Supported by the government of Luoyang city in the central province of Henan, the play was shown in every corner of the area during the past six months. Headmasters in some middle schools have been reluctant to allow students to watch the play, fearing that it could disrupt their schooling. But the local Bureau of Culture insisted that everyone had to see the play.
Similar plays, films, and other forms of propaganda to discredit the CAG are widely used throughout China. False information, such as McDonald’s Murder of 2014 in the eastern province of Shandong, is purposefully sensationalized by the CCP to smear the movement, which the state plans to completely eradicate by 2020, according to a government insider.
According to the internal documents that Bitter Winter has received from various parts of China, the government launched in 2019 new concentrated negative information campaigns against the CAG, as part of the general “anti-xie jiao” drive. The current list of the xie jiao, which the CCP misleadingly translates as “cults,” includes Falun Gong, the CAG, the Shouters, and other religious groups that the regime views as a threat mainly due to their fast growth and mercilessly persecutes their adherents.
As per the documents, the campaign includes picture exhibitions, accompanied by propaganda materials and slogans and displayed in busy areas, videos, theatrical performances, and “anti-xie jiao” ads publicized online, on television, and radio.
Anti-xie jiao parks and education bases can be found anywhere in China, with specially-prepared programs, square dancing and painting competitions, knowledge contests organized for the population to take part in.
A person hired by the Bureau of Culture in a locality in Henan to work on the scripts for such propaganda materials told Bitter Winter that the government considers the number of CAG followers too large, and, therefore, funds all kinds of “anti-xie jiao” projects. He said that he knew nothing about the CAG before this job. “I can earn 50,000 RMB [about $ 7,000] for a short script,” he confessed, adding that an “effective” script may bring him a chance of promotion.
“The authorities are vigorously cracking down on The Church of Almighty God now. As a result, many members have been arrested,” the man continued. “Any religious group from the West, regardless of denomination, including Christians, must be banned; thus, the Political and Legal Affairs Commission plans to make propaganda films about that.” According to him, Beijing is publicizing a series of anti-Christianity stage plays to be shown in local theaters.
“They do this because people like watching stage plays,” a theater operator explained. “The government wants everyone to know about the ‘anti-xie jiao’ campaign through them.”
During the shows, the government’s messages are reinforced with printed propaganda.

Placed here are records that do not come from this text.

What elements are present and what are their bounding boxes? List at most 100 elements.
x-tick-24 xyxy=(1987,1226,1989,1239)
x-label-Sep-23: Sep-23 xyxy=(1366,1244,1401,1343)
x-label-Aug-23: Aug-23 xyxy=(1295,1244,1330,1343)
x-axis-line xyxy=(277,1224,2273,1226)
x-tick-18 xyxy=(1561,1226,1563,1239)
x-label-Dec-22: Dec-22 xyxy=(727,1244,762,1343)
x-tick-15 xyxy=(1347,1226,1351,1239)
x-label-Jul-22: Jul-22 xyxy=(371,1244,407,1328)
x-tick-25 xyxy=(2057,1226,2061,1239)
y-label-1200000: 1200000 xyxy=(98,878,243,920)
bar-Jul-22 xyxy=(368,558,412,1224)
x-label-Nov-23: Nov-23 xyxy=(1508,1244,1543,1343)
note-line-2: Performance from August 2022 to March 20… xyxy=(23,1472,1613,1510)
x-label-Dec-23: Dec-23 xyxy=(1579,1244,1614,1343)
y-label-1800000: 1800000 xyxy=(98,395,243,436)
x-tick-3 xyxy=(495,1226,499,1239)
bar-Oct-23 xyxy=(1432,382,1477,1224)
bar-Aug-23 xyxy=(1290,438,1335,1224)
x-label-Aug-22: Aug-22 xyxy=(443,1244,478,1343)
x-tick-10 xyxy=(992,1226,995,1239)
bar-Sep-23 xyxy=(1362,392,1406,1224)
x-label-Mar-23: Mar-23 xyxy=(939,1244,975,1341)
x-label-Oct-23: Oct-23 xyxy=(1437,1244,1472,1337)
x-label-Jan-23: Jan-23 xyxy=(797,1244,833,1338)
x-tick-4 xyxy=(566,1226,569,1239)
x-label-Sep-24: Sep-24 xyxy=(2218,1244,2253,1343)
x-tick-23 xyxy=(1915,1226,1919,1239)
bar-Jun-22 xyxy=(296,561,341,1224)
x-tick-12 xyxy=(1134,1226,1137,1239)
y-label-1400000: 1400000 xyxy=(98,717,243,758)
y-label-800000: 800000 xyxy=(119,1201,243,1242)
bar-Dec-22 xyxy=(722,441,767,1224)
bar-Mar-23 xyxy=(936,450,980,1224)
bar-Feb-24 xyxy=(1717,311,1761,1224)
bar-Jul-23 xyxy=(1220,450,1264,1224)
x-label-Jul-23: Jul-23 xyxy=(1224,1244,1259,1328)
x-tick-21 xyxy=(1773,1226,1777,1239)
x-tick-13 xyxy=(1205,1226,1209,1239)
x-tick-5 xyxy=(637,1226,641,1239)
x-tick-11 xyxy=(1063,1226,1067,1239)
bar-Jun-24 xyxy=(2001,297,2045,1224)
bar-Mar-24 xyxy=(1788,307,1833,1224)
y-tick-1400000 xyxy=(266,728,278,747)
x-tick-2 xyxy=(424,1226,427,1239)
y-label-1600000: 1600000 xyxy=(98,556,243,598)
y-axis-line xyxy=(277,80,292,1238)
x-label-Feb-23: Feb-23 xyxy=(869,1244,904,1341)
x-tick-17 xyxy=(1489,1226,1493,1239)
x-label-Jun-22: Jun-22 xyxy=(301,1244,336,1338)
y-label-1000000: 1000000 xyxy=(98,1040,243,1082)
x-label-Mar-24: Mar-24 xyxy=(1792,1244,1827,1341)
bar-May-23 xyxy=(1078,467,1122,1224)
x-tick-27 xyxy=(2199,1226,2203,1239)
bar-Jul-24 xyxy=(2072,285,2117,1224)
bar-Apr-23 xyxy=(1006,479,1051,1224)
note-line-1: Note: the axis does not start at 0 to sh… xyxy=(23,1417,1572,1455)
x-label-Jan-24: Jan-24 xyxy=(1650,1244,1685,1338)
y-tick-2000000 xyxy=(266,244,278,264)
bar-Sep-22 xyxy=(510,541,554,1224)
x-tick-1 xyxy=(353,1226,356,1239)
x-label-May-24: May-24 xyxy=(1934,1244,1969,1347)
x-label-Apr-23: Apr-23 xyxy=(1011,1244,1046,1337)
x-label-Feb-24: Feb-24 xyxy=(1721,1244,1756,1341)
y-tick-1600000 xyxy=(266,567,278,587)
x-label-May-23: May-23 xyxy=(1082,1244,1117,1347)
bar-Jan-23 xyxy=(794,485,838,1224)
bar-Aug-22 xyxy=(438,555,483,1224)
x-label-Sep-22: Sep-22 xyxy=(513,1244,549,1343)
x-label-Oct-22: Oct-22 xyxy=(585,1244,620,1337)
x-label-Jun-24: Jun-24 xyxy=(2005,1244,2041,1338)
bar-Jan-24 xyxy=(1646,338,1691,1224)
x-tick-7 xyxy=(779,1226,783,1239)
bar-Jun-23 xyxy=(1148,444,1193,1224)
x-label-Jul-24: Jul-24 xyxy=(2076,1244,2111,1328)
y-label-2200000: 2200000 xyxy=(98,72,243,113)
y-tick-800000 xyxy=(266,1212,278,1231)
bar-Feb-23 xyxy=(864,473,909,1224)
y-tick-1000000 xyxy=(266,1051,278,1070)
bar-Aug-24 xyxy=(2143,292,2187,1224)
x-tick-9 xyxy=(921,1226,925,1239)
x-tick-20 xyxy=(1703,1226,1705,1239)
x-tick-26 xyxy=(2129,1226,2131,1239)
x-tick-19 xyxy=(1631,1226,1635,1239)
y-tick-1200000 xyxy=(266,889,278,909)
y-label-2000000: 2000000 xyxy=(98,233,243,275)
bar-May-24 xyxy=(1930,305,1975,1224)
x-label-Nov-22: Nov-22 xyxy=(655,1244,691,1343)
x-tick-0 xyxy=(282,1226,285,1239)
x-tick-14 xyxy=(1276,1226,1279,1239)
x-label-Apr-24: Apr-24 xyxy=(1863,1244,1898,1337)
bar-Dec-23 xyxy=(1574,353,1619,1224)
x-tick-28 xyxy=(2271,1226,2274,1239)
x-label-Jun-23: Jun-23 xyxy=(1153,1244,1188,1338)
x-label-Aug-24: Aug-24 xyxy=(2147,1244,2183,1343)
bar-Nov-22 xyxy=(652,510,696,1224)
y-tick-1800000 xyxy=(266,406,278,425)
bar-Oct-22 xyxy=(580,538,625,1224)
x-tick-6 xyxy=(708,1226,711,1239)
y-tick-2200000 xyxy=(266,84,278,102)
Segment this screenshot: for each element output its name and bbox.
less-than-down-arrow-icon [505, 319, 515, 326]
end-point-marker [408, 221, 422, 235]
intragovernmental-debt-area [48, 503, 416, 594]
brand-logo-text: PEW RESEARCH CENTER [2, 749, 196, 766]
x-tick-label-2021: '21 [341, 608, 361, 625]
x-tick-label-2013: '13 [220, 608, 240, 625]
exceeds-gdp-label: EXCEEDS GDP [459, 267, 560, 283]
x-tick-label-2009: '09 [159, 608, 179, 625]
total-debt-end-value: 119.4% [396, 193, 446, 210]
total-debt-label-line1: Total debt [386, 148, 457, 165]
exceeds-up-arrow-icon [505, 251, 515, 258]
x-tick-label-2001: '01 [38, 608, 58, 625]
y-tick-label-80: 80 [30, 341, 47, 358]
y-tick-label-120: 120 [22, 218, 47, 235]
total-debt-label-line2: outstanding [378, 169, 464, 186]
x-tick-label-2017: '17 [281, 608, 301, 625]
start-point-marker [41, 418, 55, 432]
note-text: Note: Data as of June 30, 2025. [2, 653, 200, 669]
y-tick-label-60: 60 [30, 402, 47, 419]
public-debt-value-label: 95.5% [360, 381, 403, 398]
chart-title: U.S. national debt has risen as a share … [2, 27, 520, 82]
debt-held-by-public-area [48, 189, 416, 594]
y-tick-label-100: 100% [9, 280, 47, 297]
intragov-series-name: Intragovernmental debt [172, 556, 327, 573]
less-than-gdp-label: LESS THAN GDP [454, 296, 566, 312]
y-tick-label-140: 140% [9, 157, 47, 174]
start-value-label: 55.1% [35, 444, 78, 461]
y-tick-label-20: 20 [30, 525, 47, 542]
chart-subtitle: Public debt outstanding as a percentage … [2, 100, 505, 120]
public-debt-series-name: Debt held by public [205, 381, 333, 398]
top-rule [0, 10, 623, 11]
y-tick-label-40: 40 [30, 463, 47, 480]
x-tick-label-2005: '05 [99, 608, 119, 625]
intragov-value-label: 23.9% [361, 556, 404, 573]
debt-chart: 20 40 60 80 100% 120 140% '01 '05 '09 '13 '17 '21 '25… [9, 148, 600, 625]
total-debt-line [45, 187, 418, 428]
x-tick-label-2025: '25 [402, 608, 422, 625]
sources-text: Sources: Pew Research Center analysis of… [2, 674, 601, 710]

At a recent anti-xie jiao performance in the Culture Square of Xiaotun town, under the jurisdiction of Henan’s Ruzhou city, the audience received information materials that included a bulletin, encouraging people to report on CAG meeting venues and members for monetary rewards.
In this and other similar bulletins being distributed across China, reporting a meeting venue can earn a monetary reward ranging from hundreds to more than 1,000 RMB (about $ 140). For a reported CAG believer, one can make from 100 to 300,000 RMB (about $ 14 – 42,000), depending on the importance of the information provided.
According to the statistics compiled by the government of Shandong’s Linyi city in May, during the past two years, 160 believers from different religious groups, including the CAG, Falun Gong, and the Shouters, had been arrested as a result of the leads from the public.
CAG devotees have no safe space to practice their faith in the face of growing brutal crackdowns, enforced with omnipresent propaganda against them that incites people to report on them. The number of arrested CAG members is increasing. As of the end of October, 944 have been detained in Shandong Province alone.
“The propaganda has negatively affected me,” a CAG believer told Bitter Winter. “My family and friends now oppose my faith and prevent me from going to meetings, though some of them had no objections at the beginning. They just worry that I could be arrested, and they can be implicated as well. My neighbors and colleagues have started monitoring me; anyone around me could be a snitch reporting to the government. I don’t feel safe.”